Die bittere Wahrheit war – nichts. Niemand würde sie vermissen. Sie hatte keinerlei Bedeutung. Ihren Job, den sie einst aus tiefster Überzeugung angenommen hatte und in dem sie zwar gut, aber dann auch wiederum nicht so gut war, dass sie Braydon je aufgefallen wäre, würde jemand anderes übernehmen. Und außer ihrer Arbeit hatte sie ohnehin nichts.
Cey bog um die nächste Ecke und ein schwarzweiß geschecktes Kätzchen sprang maunzend davon. Selbst Tiere schien sie abzuschrecken.
Plötzlich schaffte Cey es nicht mehr, einen Fuß vor den anderen zu setzen. Sie blieb stehen, allein, mitten in dieser Gasse. Allein in dieser Stadt. Allein in diesem Land, allein auf dem gesamten Planeten.

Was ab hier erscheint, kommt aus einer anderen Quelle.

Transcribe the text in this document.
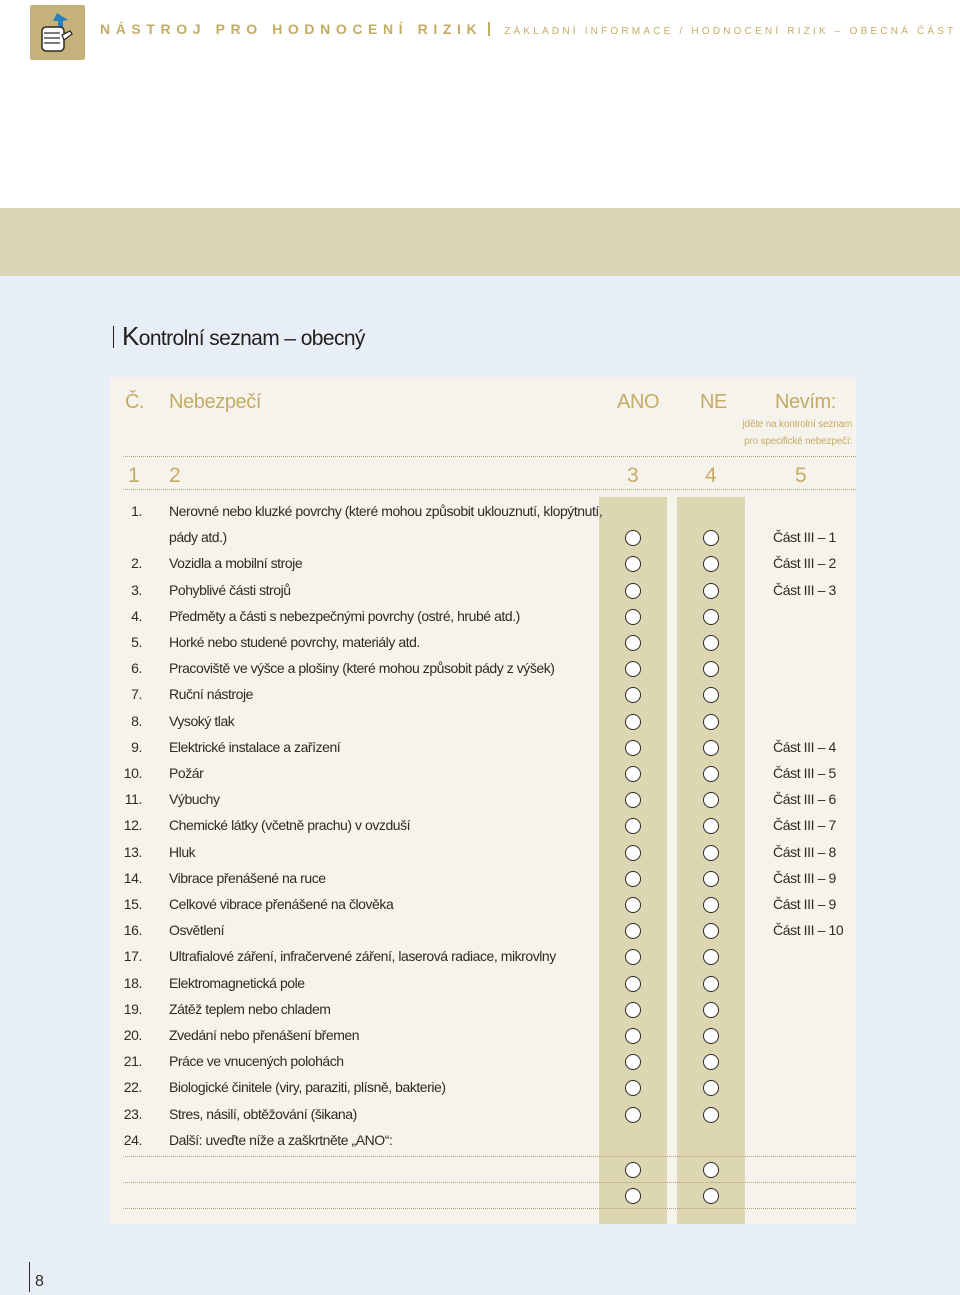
NÁSTROJ PRO HODNOCENÍ RIZIK ZÁKLADNÍ INFORMACE / HODNOCENÍ RIZIK – OBECNÁ ČÁST
Kontrolní seznam – obecný
Č. Nebezpečí	ANO NE Nevím:
jděte na kontrolní seznam
pro specifické nebezpečí:
1 2	3	4	5
1. Nerovné nebo kluzké povrchy (které mohou způsobit uklouznutí, klopýtnutí,
pády atd.)	Část III – 1
2. Vozidla a mobilní stroje	Část III – 2
3. Pohyblivé části strojů	Část III – 3
4. Předměty a části s nebezpečnými povrchy (ostré, hrubé atd.)
5. Horké nebo studené povrchy, materiály atd.
6. Pracoviště ve výšce a plošiny (které mohou způsobit pády z výšek)
7. Ruční nástroje
8. Vysoký tlak
9. Elektrické instalace a zařízení	Část III – 4
10. Požár	Část III – 5
11. Výbuchy	Část III – 6
12. Chemické látky (včetně prachu) v ovzduší	Část III – 7
13. Hluk	Část III – 8
14. Vibrace přenášené na ruce	Část III – 9
15. Celkové vibrace přenášené na člověka	Část III – 9
16. Osvětlení	Část III – 10
17. Ultrafialové záření, infračervené záření, laserová radiace, mikrovlny
18. Elektromagnetická pole
19. Zátěž teplem nebo chladem
20. Zvedání nebo přenášení břemen
21. Práce ve vnucených polohách
22. Biologické činitele (viry, paraziti, plísně, bakterie)
23. Stres, násilí, obtěžování (šikana)
24. Další: uveďte níže a zaškrtněte „ANO“:
8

Allein, allein, allein … Dieses Wort, dieses Gefühl schwoll an, wurde so übermächtig und laut, dass sie beinahe die Schüsse überhört hätte, die ganz in ihrer Nähe fielen.
»Kämpfe!«, schrie jemand und seltsame Schatten stoben um sie herum. »Cey, du musst kämpfen! Hilf ihm!«
Wem denn? In ihrem Leben existierte niemand, für den es sich zu kämpfen lohnte. Eine einzelne Träne rollte ihr über die Wange hinab. Und dann hörte Ceys Herz auf zu schlagen.